Inspired by folklore, television, fairy tales, social media, novels, and films, Just Wonder addresses crucial themes in social and ecological justice efforts. Moving into the mid-twenty-first century, wonder—as a potentially critical sociocultural, ecological, and individual stance—will play a significant role in reconceptualizing the present to imagine a different and better world.
These essays examine fairy tales and other traditional forms of the fantastic and the real to offer alternative expressions of justice relevant to gender, sex, sexuality, environment, Indigeneity, class, ability, race, decolonizing, and human and nonhuman relations. By analyzing fairy tales and wonder texts from various media through an intersectional feminist lens, Pauline Greenhill and Jennifer Orme consider how wonder genres and forms blend with diverse conceptions of seeking and enacting justice. International collaborators—both established and emerging scholars who self-identify with different subjectivities, locations, and generations and come from an impressive range of inter/disciplines—engage with contemporary and historical texts from various languages and cultural contexts, including interventions, counterparts, and comparisons to the fairy tale. Just Wonder offers a critical look at how creative wondering can expand the ability to resist modes of oppression while fostering equity, as well as encourage curiosity and imagination.
In a world that can be overwhelming and precarious, this book presents scholarly, artistic, personal, and collective-action interventions to identify and respond to injustice while centering wonder and, thus, imagination, questioning, and hope.

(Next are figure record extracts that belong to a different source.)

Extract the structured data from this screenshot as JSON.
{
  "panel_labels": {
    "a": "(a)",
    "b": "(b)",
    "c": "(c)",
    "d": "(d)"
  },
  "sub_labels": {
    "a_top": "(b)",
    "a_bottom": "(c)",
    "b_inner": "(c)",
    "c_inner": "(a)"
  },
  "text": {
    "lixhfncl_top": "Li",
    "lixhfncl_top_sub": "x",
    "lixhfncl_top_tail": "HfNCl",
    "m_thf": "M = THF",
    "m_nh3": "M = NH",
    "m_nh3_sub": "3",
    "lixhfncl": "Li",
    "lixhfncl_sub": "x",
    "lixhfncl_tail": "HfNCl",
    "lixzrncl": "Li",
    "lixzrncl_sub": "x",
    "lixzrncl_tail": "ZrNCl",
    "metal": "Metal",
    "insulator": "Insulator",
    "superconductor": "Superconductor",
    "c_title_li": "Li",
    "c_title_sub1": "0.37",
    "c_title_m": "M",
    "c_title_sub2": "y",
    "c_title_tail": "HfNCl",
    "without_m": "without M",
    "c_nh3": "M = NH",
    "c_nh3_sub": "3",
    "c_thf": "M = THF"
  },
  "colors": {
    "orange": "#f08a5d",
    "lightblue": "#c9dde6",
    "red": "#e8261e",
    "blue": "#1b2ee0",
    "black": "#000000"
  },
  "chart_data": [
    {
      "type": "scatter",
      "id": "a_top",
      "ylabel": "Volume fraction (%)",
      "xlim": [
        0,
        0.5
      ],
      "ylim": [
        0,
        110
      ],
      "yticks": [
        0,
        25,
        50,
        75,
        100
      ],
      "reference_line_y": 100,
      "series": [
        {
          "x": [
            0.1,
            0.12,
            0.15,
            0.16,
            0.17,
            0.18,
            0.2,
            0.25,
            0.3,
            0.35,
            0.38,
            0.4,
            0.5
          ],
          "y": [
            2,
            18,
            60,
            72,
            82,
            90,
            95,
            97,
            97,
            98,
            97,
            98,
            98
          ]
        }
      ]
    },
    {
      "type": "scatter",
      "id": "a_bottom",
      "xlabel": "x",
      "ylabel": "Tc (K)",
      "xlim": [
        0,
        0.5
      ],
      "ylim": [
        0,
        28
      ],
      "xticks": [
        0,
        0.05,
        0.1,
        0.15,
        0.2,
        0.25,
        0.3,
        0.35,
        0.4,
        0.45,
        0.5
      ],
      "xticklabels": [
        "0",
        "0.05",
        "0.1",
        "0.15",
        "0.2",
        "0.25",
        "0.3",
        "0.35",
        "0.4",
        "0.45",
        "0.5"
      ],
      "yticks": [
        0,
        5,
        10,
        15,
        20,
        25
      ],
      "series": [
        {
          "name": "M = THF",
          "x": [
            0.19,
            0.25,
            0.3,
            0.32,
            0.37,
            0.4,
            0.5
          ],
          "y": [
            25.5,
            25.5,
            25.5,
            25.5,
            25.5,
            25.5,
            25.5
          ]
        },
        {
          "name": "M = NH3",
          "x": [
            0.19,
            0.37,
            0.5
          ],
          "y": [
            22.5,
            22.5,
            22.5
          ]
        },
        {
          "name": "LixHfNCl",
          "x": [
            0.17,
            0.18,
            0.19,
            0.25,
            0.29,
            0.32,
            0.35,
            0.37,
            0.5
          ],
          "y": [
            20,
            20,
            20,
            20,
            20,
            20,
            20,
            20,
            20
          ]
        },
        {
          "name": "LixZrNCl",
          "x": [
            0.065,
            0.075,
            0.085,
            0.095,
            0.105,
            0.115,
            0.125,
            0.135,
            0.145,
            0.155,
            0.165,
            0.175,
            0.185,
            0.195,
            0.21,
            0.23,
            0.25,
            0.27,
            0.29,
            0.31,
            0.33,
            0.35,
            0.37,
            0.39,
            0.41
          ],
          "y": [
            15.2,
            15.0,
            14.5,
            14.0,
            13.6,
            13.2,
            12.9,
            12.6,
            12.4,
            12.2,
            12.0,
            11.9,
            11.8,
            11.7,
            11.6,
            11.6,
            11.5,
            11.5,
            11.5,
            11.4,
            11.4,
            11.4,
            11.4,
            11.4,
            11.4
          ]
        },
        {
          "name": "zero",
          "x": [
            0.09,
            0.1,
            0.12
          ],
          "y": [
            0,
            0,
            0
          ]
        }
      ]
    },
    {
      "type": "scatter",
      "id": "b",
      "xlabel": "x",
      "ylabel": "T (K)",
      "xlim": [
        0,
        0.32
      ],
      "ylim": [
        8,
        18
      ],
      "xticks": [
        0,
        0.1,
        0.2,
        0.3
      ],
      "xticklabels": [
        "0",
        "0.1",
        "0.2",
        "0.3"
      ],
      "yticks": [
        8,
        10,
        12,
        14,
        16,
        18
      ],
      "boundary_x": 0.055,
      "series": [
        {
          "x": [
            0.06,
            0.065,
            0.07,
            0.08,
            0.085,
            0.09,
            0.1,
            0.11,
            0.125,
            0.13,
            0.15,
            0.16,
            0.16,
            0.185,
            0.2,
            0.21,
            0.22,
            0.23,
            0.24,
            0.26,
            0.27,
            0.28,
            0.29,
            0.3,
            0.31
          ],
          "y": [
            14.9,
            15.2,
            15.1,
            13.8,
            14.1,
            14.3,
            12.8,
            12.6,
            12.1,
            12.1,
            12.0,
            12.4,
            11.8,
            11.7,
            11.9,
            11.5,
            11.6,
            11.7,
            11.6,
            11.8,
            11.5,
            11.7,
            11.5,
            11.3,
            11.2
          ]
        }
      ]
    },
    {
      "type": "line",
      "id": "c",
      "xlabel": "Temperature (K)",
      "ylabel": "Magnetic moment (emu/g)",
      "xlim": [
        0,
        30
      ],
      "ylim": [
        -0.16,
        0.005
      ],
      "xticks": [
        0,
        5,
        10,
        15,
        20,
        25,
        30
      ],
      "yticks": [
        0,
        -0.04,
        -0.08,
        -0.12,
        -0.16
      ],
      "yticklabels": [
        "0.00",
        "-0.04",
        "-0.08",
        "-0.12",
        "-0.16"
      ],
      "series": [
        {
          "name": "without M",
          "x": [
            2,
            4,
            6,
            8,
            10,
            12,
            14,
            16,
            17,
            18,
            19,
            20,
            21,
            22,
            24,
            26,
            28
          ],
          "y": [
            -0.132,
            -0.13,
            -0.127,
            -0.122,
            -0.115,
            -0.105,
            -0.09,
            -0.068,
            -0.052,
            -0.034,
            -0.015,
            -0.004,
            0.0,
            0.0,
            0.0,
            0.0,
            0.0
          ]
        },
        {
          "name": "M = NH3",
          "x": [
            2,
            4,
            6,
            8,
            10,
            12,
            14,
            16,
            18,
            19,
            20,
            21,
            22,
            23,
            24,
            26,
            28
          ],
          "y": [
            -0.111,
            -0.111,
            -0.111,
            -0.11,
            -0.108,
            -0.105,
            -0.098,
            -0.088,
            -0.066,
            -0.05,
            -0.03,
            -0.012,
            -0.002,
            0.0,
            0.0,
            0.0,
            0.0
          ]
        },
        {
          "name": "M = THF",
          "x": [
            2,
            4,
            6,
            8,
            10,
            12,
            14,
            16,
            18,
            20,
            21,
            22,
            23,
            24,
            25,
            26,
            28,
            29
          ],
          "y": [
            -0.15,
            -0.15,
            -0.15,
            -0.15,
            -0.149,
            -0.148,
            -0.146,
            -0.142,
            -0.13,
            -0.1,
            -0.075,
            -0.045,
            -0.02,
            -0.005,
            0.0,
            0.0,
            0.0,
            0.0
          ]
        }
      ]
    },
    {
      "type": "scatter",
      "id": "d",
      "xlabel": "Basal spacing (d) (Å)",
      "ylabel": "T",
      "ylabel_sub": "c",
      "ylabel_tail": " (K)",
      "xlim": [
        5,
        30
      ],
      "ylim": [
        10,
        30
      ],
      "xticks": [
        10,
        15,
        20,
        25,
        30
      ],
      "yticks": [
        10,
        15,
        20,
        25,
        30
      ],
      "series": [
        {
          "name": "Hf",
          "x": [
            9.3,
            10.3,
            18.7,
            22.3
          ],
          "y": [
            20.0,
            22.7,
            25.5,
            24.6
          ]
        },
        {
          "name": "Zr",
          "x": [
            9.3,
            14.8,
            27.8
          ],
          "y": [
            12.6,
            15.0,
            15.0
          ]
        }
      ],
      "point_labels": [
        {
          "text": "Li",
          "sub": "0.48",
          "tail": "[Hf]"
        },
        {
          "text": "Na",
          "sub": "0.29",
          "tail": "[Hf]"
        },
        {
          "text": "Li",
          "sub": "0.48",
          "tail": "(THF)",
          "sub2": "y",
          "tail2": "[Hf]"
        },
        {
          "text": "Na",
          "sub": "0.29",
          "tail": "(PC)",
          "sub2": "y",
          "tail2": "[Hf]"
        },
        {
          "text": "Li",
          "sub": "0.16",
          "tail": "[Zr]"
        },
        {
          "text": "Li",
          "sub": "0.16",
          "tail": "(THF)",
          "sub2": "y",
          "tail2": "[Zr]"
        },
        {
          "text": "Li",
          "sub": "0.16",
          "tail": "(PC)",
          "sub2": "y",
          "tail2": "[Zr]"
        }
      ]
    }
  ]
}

Just Wonder will appeal to fairy-tale scholars; folklorists; students and scholars of film, media studies, and cultural studies; as well as a general audience.
Pauline Greenhill is professor of women’s and gender studies at the University of Winnipeg in Manitoba, Canada. She is the author or coeditor of numerous books including
Fairy Tale TV, Make the Night Hideous, Unsettling Assumptions, The Routledge Companion to Media and Fairy-Tale Culture, and Clever Maids, Fearless Jacks, and a Cat. Her work has appeared in
Signs, Marvels & Tales, Studies in European Cinema, Resources for Feminist Research,
Folklore,
NECSUS,
Canadian Journal of Women and the Law, and
parallax, among others.
Jennifer Orme is an independent scholar, editor, and writer in Toronto, Canada. She coedited the creative anthology
Inviting Interruptions: Wonder Tales in the Twenty-First Century and has published on fairy tales in academic journals and books. Additionally, she has written magazine feature articles, multisensory ghost and adventure tales, and creative nonfiction.